Of course, part of the menu that Carrefour will offer Georgian consumers will be of Georgian origin. However, aim should be getting Georgian produce on Carrefour shelves in other countries. This will not be easy. The company has two clear guidelines – quality and social responsibility. Quality has been Carrefour’s concern since its foundation. Social responsibility and environmental concerns have surfaced in the company strategy more recently. Carrefour stores carry large number of Fair Trade products and business schools teach Carrefour’s experience of incorporating rural farmers in Ecuador into their supply chain as (partially) a social project. And this happened without any Carrefour operations in the country.

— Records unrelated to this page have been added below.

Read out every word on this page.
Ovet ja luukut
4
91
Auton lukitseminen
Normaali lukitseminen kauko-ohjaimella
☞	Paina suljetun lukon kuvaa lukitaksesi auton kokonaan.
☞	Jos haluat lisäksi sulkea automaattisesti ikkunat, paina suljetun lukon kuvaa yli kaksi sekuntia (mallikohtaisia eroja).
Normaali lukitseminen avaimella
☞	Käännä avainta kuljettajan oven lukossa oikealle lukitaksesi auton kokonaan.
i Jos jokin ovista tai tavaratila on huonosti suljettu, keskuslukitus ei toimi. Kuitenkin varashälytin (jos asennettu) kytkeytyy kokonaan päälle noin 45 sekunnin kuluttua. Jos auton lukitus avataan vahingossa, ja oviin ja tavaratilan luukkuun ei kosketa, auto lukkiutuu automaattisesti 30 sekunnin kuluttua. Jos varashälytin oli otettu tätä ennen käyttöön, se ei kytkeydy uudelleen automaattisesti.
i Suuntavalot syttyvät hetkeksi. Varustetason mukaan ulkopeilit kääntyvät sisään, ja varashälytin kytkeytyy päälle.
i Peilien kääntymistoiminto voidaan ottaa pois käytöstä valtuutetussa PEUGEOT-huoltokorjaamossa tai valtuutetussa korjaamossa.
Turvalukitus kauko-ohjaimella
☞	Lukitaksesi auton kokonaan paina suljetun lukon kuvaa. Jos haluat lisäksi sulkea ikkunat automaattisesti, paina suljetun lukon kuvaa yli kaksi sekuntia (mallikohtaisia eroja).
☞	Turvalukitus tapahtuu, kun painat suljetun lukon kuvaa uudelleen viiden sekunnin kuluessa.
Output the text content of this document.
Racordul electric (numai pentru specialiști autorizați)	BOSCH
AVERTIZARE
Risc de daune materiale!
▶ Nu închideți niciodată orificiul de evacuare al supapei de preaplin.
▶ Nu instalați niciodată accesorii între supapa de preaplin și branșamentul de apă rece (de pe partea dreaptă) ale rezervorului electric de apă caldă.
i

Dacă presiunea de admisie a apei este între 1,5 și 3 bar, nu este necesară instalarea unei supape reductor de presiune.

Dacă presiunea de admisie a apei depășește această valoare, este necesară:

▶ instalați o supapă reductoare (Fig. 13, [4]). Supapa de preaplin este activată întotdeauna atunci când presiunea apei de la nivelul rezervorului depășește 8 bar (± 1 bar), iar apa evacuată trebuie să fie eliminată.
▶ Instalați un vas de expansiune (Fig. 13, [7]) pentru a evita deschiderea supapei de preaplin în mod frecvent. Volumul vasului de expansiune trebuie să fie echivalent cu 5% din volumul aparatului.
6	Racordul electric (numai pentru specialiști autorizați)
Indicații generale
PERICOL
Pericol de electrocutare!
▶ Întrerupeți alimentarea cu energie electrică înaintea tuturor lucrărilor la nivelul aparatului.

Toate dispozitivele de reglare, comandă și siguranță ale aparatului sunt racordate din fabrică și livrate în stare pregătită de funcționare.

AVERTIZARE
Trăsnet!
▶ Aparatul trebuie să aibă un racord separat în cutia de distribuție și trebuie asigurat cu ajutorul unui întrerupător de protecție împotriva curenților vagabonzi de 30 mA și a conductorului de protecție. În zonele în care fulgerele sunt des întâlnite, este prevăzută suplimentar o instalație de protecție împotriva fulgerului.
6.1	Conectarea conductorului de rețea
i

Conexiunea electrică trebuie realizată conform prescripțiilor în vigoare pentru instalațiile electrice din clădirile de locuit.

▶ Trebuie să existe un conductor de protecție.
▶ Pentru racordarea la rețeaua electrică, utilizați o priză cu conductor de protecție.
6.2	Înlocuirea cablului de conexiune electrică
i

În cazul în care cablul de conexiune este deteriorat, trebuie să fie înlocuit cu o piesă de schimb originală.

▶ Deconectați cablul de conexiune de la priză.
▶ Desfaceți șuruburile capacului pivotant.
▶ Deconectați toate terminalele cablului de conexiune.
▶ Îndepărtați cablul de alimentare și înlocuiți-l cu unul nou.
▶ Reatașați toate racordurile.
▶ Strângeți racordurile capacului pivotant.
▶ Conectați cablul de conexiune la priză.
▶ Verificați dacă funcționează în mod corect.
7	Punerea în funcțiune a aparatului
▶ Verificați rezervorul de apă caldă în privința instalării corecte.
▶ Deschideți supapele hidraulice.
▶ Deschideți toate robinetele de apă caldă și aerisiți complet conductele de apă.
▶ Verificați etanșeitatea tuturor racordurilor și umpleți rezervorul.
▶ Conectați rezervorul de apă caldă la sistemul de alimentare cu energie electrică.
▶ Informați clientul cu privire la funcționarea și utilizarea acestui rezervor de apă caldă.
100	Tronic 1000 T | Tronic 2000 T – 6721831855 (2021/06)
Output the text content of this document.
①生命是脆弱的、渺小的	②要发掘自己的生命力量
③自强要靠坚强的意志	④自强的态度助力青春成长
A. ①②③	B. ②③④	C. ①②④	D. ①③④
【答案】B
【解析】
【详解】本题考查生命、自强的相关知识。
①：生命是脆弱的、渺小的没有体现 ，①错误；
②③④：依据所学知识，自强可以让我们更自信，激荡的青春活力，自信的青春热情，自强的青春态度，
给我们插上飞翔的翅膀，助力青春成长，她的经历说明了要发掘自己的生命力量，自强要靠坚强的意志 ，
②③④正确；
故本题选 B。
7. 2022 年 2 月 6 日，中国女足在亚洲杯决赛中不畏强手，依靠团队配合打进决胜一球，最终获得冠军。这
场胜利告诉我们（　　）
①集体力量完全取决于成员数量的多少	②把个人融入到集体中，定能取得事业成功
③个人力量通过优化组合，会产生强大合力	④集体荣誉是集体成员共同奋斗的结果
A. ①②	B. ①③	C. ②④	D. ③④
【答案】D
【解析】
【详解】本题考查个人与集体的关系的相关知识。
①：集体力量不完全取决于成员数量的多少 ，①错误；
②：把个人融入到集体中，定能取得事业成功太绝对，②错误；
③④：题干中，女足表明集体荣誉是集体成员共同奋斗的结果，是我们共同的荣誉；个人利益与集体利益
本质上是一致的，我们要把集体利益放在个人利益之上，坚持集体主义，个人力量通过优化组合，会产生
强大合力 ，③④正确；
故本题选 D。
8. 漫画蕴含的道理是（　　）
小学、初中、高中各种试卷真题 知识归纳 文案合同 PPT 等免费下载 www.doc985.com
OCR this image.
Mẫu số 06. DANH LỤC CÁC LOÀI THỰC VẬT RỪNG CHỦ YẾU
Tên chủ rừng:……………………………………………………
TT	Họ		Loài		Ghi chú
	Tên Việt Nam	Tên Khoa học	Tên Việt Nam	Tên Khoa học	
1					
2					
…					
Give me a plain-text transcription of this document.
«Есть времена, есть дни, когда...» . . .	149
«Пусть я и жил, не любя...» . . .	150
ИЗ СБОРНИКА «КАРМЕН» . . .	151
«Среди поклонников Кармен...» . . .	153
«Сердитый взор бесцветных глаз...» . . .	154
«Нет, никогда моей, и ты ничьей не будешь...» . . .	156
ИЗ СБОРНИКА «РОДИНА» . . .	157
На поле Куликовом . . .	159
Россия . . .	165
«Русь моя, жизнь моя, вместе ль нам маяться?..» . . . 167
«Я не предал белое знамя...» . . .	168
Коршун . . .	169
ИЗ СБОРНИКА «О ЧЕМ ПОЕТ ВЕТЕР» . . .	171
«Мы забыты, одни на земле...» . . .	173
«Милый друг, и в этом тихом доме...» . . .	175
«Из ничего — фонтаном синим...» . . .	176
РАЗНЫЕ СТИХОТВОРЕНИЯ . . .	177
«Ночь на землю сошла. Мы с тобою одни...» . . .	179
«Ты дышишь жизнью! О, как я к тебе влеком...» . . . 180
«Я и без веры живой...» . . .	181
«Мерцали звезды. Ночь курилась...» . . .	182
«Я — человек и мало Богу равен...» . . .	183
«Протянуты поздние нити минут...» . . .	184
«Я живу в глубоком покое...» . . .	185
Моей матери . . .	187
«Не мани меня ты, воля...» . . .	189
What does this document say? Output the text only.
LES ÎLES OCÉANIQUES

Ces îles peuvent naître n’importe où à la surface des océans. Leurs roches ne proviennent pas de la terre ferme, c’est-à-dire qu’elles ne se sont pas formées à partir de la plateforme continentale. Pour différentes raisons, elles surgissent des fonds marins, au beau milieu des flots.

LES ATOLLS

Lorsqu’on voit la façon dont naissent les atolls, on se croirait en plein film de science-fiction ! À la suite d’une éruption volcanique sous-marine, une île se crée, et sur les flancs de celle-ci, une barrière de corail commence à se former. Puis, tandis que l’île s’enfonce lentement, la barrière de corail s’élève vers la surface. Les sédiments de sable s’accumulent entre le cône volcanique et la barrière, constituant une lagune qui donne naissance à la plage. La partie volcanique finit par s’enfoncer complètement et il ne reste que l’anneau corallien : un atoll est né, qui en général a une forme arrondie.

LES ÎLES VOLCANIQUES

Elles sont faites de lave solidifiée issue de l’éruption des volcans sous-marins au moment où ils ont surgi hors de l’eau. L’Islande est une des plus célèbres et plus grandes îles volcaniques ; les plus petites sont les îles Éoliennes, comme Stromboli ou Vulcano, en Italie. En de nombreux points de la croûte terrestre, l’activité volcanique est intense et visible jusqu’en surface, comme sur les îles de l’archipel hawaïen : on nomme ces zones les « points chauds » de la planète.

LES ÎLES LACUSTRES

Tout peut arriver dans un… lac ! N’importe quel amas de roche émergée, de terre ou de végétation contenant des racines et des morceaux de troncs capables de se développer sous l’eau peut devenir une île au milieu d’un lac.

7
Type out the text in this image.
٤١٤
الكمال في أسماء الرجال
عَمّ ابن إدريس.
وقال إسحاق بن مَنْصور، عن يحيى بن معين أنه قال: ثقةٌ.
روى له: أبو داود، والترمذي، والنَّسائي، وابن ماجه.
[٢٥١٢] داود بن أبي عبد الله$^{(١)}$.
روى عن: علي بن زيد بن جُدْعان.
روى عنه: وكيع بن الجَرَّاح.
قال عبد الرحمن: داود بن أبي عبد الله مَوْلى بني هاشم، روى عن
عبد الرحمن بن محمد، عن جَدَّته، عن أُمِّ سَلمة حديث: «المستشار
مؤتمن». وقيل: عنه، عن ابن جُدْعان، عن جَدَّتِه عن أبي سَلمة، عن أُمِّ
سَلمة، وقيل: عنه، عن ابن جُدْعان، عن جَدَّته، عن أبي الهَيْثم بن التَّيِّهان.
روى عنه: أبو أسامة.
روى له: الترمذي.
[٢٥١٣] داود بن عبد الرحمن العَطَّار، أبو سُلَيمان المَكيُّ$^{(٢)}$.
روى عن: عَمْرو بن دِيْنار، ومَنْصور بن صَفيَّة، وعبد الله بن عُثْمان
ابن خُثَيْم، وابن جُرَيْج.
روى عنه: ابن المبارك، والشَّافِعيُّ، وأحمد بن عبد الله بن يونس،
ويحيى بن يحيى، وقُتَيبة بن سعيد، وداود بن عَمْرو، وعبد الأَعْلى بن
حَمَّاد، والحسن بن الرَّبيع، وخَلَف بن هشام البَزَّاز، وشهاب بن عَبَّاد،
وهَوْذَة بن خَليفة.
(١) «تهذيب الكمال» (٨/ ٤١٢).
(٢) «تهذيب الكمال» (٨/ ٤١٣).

However, as any large business, Carrefour is also a very pragmatic company. It has to see a good number of potential customers before it devotes its precious shelf space to a product. So much so that my local store carries about 25 different brands of whisky and only two brands of Cognac. And this is in France! So, again, getting on Carrefour shelves will not be an easy task. But as the company seems to start entering ex-Soviet Union from south Caucasus (Georgian will be the second country after Azerbaijan with Carrefour operations) and as “Georgia” is still a recognizable brand in the region, this event might hold an interesting opportunity for Georgia. Georgian produce has a fresh opportunity to return, or even better – emerge, on store shelves in quite a few countries. Through Carrefour!